I first started having back problems at age 14 and asked my parents to take me to a doctor because of the pain. They said no. So I wasn't properly diagnosed or treated until age 18. I had the typical T4-L4 fusion that scoli patients all got back then. Since it wasn't treated early, they couldn't do a lot of correction, and I still had a severe curve after surgery, though it helped my pain levels. Then I developed osteoporosis in my early 40's. That, along with the strong sidewarRAB pull from my not-very-corrected scoliosis, caused the rest of my lower spine to break down. I was in excrutiating pain and could no longer do the regular activities of daily life. I saw an orthopedic surgeon who sent me for PT (which made it worse), CT scan, and bone scan, and then gave up on me. He just had no clue what to do with me. He had never seen a back like mine. But he did refer me to another orthopedic surgeon in another group. The new doctor is my hero! He figured out how to place hardware on my whacky spine and recommended doing that and fusing the rest of the way down. 30 years after the first fusion, I had a second one, this time a 360, going in from both the front and back. He went up to T10 and shored everything up and down to the Sacrum. By the time of my surgery, I had lost 3 inches in height. He only got me back about 3/4 inch, but at least now I won't lose any more.

It was a good choice for me. The excrutiating pain is gone, but I have to be honest and tell you that this drastic long fusion, 14 vertebrae now, has also caused new pain that I will have for the rest of my life. But the new pain is more easily controlled with pain meRAB. I'm much better off now, even though I still hurt everyday and am quite limited in movement. I will not work again, unless I can find something I can do for a couple of hours a day from home. I'm working on that. I'm waiting to hear if I will be approved for disability.

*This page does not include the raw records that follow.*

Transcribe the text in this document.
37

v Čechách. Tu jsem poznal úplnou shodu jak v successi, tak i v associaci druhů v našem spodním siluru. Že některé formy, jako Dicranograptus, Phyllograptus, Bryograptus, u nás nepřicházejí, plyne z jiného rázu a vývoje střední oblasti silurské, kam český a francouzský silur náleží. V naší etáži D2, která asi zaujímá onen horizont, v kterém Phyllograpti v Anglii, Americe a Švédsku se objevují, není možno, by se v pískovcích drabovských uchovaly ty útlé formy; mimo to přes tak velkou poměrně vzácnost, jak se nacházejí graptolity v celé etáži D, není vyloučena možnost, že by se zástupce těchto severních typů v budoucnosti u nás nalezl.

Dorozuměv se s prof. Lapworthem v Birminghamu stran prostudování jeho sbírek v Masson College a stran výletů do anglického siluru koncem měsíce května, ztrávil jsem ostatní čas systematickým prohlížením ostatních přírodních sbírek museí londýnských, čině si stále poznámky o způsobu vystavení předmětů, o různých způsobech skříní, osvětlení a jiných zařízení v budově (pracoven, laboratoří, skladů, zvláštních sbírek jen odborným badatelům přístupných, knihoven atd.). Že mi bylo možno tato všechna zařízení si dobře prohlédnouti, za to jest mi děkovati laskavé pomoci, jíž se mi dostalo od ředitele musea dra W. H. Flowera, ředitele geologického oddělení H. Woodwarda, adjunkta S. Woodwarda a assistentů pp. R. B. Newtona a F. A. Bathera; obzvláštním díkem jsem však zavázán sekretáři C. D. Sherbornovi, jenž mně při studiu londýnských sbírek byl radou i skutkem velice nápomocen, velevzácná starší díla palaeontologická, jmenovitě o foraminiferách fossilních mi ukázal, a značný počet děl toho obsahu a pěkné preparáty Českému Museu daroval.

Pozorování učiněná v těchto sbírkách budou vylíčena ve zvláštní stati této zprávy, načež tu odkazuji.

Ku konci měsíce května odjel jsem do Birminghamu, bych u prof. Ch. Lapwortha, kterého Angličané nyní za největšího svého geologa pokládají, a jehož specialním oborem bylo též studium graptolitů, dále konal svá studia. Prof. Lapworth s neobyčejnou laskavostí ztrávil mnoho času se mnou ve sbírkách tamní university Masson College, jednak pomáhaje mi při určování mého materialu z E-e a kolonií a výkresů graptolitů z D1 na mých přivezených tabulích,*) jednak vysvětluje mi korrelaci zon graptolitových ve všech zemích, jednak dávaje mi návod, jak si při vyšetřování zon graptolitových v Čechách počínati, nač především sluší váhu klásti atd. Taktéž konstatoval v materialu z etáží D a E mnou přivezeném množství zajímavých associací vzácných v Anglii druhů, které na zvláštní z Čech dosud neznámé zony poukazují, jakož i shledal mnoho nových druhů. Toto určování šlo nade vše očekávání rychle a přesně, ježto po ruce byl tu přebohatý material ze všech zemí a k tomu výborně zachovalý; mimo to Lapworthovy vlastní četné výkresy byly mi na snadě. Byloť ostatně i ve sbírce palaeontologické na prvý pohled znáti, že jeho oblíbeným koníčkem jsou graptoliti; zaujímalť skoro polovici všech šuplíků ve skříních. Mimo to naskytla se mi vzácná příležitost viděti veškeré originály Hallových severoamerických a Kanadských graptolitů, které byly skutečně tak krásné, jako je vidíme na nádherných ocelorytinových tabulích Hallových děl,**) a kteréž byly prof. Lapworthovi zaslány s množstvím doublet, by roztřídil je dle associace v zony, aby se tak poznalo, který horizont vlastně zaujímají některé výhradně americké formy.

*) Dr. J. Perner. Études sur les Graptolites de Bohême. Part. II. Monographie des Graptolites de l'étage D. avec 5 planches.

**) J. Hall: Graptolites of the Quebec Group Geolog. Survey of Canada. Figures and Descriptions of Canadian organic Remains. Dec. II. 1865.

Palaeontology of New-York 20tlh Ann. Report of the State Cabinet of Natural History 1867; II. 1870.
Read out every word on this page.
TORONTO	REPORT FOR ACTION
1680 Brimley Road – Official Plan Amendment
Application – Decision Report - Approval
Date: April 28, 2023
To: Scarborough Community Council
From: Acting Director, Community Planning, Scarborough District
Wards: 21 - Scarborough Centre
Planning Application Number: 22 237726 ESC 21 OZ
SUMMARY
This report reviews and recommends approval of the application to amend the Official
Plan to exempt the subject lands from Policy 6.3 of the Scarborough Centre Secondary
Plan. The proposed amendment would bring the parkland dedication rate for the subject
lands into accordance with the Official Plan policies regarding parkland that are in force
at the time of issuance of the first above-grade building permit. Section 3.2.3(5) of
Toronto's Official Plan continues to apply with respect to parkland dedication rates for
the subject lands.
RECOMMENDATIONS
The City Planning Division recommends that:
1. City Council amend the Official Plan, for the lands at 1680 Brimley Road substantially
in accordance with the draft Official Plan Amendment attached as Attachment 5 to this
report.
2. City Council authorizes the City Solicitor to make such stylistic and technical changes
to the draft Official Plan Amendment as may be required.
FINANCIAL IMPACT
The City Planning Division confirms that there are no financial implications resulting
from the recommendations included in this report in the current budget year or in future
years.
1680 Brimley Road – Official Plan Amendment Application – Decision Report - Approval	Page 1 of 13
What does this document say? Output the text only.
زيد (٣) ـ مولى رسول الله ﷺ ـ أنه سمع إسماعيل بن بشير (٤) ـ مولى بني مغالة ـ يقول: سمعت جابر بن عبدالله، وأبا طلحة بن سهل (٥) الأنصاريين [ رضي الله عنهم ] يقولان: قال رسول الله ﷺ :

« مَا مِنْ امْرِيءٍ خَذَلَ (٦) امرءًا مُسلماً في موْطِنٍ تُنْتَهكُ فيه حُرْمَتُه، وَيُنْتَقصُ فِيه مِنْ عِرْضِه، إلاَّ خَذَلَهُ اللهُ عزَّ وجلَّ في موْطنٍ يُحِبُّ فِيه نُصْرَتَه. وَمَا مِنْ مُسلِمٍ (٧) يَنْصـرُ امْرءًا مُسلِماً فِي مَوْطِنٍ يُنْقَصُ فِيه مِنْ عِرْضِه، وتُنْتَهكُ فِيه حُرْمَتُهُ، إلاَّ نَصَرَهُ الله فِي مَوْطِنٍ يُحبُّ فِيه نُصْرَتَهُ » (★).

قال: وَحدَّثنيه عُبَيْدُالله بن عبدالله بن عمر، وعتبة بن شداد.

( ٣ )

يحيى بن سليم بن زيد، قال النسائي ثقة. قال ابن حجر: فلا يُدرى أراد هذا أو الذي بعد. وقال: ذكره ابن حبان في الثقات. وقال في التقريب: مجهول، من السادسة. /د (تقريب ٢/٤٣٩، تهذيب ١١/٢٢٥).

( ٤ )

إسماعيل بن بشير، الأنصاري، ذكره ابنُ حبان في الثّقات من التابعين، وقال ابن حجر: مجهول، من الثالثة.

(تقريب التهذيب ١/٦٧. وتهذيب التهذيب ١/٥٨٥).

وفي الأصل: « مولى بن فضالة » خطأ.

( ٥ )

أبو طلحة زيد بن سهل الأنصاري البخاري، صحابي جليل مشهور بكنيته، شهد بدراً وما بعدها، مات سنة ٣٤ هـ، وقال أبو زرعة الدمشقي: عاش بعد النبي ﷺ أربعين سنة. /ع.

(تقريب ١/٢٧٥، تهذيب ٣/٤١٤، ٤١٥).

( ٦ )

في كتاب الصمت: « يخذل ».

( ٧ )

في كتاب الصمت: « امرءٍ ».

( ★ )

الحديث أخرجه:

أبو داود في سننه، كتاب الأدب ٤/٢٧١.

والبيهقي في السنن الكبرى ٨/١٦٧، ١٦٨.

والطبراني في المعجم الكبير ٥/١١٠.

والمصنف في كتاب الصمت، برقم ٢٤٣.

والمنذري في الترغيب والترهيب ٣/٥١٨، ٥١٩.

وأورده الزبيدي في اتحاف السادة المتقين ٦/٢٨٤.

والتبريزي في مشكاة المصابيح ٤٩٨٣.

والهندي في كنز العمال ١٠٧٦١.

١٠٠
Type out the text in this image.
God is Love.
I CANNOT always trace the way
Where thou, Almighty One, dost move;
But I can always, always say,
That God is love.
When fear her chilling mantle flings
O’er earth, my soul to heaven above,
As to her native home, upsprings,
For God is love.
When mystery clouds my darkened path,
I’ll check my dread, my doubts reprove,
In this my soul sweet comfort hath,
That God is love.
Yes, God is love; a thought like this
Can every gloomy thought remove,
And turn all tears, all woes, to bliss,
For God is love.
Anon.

This is a hard surgery with a long recovery. Recovery will be measured in months, not weeks. It can take a full year or longer to completely recover. But if I had to make the decision over again, knowing now what the recovery is like, I would still do it. You take your pain meRAB, rest as much as you can, and take it a day at a time. Prepare as much as you can ahead of time, and you'll make your recovery easier. Like Pepper said, read that sticky at the top called "post surgery tips." It has a ton of great suggestions. My top suggestions: get a satiny type bottom sheet and slippery pj's. That will make turning in bed so much less painful, as you won't have to fight friction or shift your weight. You can just slide. Put a plastic trash bag on the passenger seat of your car for the ride home from the hospital for the same reason, so you can slide in and out of the car with less pain. Put a large ziplock bag in there, too, in case you get nauseous on the way home. If you have to throw up, you can just zip in the mess and no one will have to clean up anything. And get yourself a good quality grabber tool. It will be your best friend for a long time after surgery, as you won't be allowed to bend, lift, or twist. There are lots of other great tips on that thread, but the satiny sheets and grabber tool were the ones that were the biggest help for me. I could write more tips, but then I would have to publish this as a novel, so I'll just urge you to read the sticky.

Do you have a date yet for your surgery? What hospital will you be at?

Ahhh, now I'm having sweet memories of Bucks County, that we miss so much. Panther Playground, Saturday mornings at the Farmer's market, the best thrift shop I've ever found (the S.A. at the old Triangle Hardware -- yeah, I'm a thrift shop junkie! :D), Peace Valley Park, Lake Nockamixon...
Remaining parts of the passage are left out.